Era un sábado de verano de 1993, yo tenía 17 años y estaba en reposo porque el día anterior me habían realizado la segunda biopsia muscular en el lado externo de mi muslo izquierdo. Mis padres tuvieron que salir el fin de semana fuera de Lima y yo me quedé en cama. La enfermedad aún incipiente, me permitía desenvolverme con normalidad y autonomía, así que no había problema. Tenía mi privacidad y mi romance con el silencio y la soledad.
Estaba echada, supuestamente estudiando porque me estaba preparando para el ingreso a la universidad pero terminaba pensando en nada, cuando sonó el timbre, vi por la ventana de mi habitación en el segundo piso de la casa y Ana estaba abajo con un ramo de flores de muchos colores. Cuando nos saludamos, se sorprendió de verme «cojeando» con un parche en mi pierna. Le expliqué de qué se trataba y que no había de qué preocuparse, que era un examen de rutina y que me dolía un poco al caminar pero todo estaba bien.
Ana tenía una voz muy dulce y su tono era bajito. En realidad, toda ella era así. Muy tímida y hasta temerosa. Esa mujer joven ayacuchana fue la que, al verme llegar a casa recién nacida en brazos de mi padre, botó la escoba para correr hacia mí y cargarme*. No estoy segura si fueron muchas las veces que mi padre me contó esta historia o es que a mí me pareció tan hermosa que la he repetido en mi cabeza constantemente, amorosamente.

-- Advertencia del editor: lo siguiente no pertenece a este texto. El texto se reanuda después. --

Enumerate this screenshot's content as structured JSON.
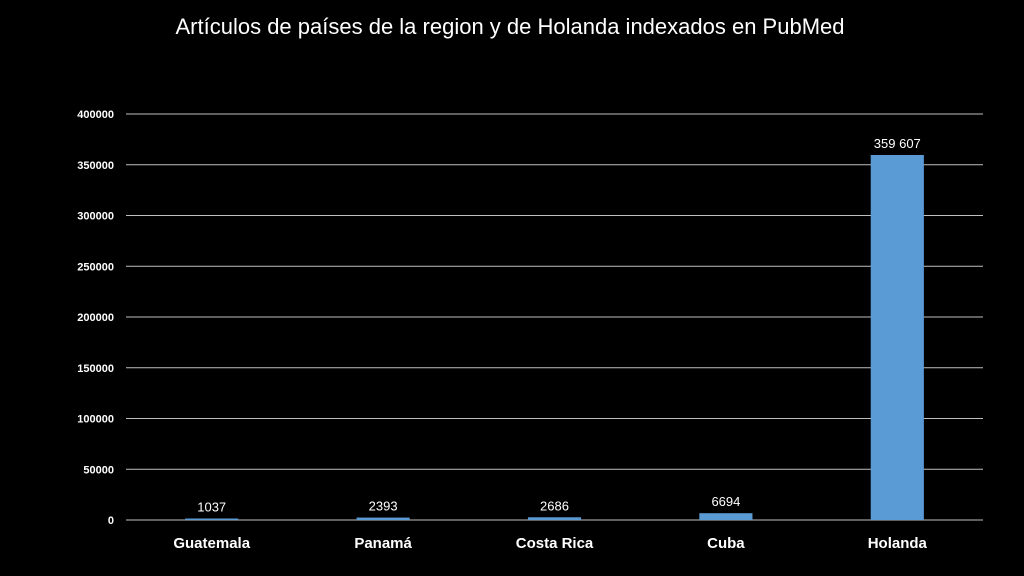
{
  "chart_data": {
    "type": "bar",
    "title": "Artículos de países de la region y de Holanda indexados en PubMed",
    "categories": [
      "Guatemala",
      "Panamá",
      "Costa Rica",
      "Cuba",
      "Holanda"
    ],
    "values": [
      1037,
      2393,
      2686,
      6694,
      359607
    ],
    "data_labels": [
      "1037",
      "2393",
      "2686",
      "6694",
      "359 607"
    ],
    "ylim": [
      0,
      400000
    ],
    "yticks": [
      0,
      50000,
      100000,
      150000,
      200000,
      250000,
      300000,
      350000,
      400000
    ],
    "ytick_labels": [
      "0",
      "50000",
      "100000",
      "150000",
      "200000",
      "250000",
      "300000",
      "350000",
      "400000"
    ],
    "xlabel": "",
    "ylabel": "",
    "grid": true,
    "legend": "none",
    "colors": {
      "bar": "#5b9bd5",
      "background": "#000000",
      "grid": "#bfbfbf",
      "text": "#ffffff"
    }
  }
}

Es por ella que aprendí los cuentos y canciones de Ayacucho así como también supe del temor y de la tristeza de dejar su hogar. Creo que su voz era eso, un canto huantino de profunda pena. Mientras ella me contaba sus historias, me permitía recostar mi cabeza en su regazo y puedo recordar claramente hasta hoy, después de tantos años, esa sensación de seguridad que nunca más pude volver a experimentar.
Pero esa mañana soleada, cuando Ana llegó de visita, no sabía que sería la última vez que la vería. Fuimos al patio, pusimos las flores en agua y nos sentamos a conversar. Por más que lo he intentado, no logro recordar nuestra conversación, la tengo muy difusa quizá porque ella había llegado a interrumpir mi silencio y he reeditado ese último encuentro en mi cabeza innumerables veces, las suficientes para quedarme solo con su sonrisa calmada, su acento que sonaba a hogar, los colores vibrantes de las flores y la ternura de su mano sosteniendo la mía.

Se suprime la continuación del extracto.